What happened next was truly amazing as Bull hit his first career home run at the exact time in which Freeby 'called it.'
3. Squeezing The Orange
Men's Basketball vs. #1 Syracuse
January 21, 2012
On a cold January day, the Irish, with a record of 11-8, welcomed the undefeated Syracuse Orange into Purcell Pavilion for a BIG EAST conference clash.
As the game wore on, Notre Dame played more like the Harlem Globetrotters to Syracuse's Washington Generals.
Building a lead as big as 18 points, the Irish went on to win 67-58 in front of a sold-out crowd. This was the eighth time that the men's basketball program had knocked off the top-ranked team in the AP poll in its history.
2. Big Shot Britt
Women's Basketball vs. Connecticut
April 1, 2012
In the fourth meeting on the season between the two squads, the teams went back and forth throughout much of the game.
The Irish squandered a five-point lead late to find themselves down two with just under-10 seconds to play when Skylar Diggins drove the length of the court and put up a runner in the lane, the attempt would miss and fall in the hands of senior Natalie Novosel. After gathering the rebound, Novosel put the ball up on a reverse lay-up, to see the ball drop with just a few seconds left on the clock to send the game to overtime.
The Irish found themselves down, three, early in overtime. That's when senior Brittany Mallory, who was shooting 1-11 in NCAA Championship play prior, was found in the corner for an open three, which she calmly drained.
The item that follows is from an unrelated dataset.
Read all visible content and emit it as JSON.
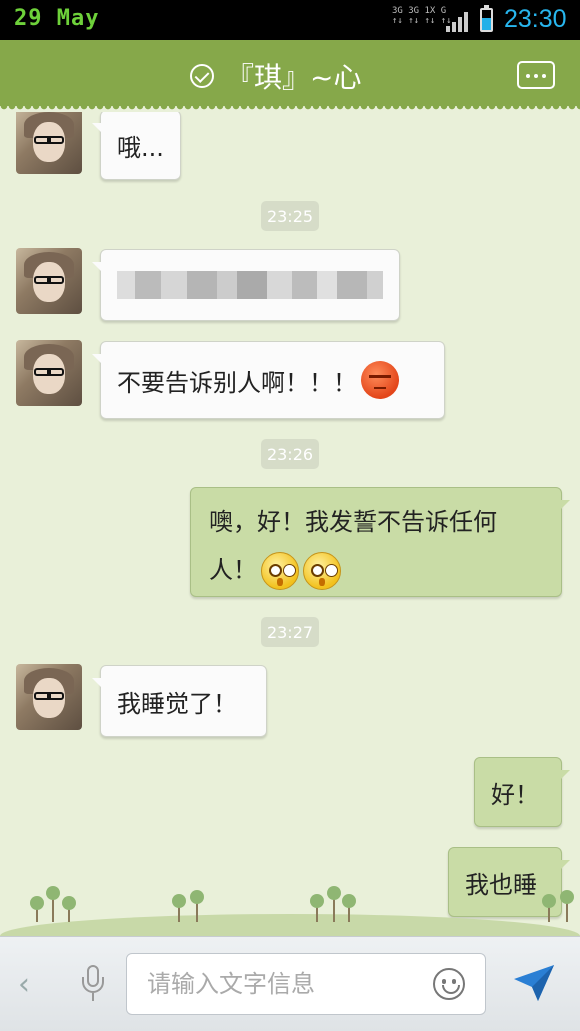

After a rebound on the defensive end, Diggins quickly pushed the ball up the court and again found Mallory on the wing for another trey. The clutch play from their scrappy, sharpshooting senior would catapult the Irish to their second NCAA Championship game in as many years.
1. The Dedication Game (Holy War on Ice)
Hockey vs. Boston College
November 18, 2011
Taking part on the Friday night before their respective football teams clashed in the 'Holy War' on the gridiron, the hockey squads took to the ice for the 'Dedication Game' of the 50-million dollar Compton Family Ice Arena.
The sold-out crowd of 5,022 was treated to one of my favorite moments of my time at Notre Dame as the longtime tenor for the Chicago Blackhawks, Jim Cornelison (an Indiana University graduate), bellowed the National Anthem and kicked off a night full of moments.
This 'Notre Dame Moment' looked like something right out of the third Mighty Ducks when Bryan Rust capped off the game with a sudden-death victory goal with just 1.1 seconds left in overtime to give the Irish the 3-2 win.
These are just a few of the great Irish athletics moments from the past year. Every particular moment has its key players - Ryan Bull, Brittany Mallory, Frank Dyer - but the big question in sports has always been, "how will history remember you?" I'm sorry to say to all the athletes out there, it's not always your full athletic body of work that gets you remembered, sometimes it's just that one 'moment' where everything seems to come together and 20 years from now everyone is still talking about it, and all of Irish nation claims to have been there in person.
As the ghost of George Herman (Babe) Ruth told Benny "The Jet" Rodriguez, "Heroes get remembered, but Legends never die."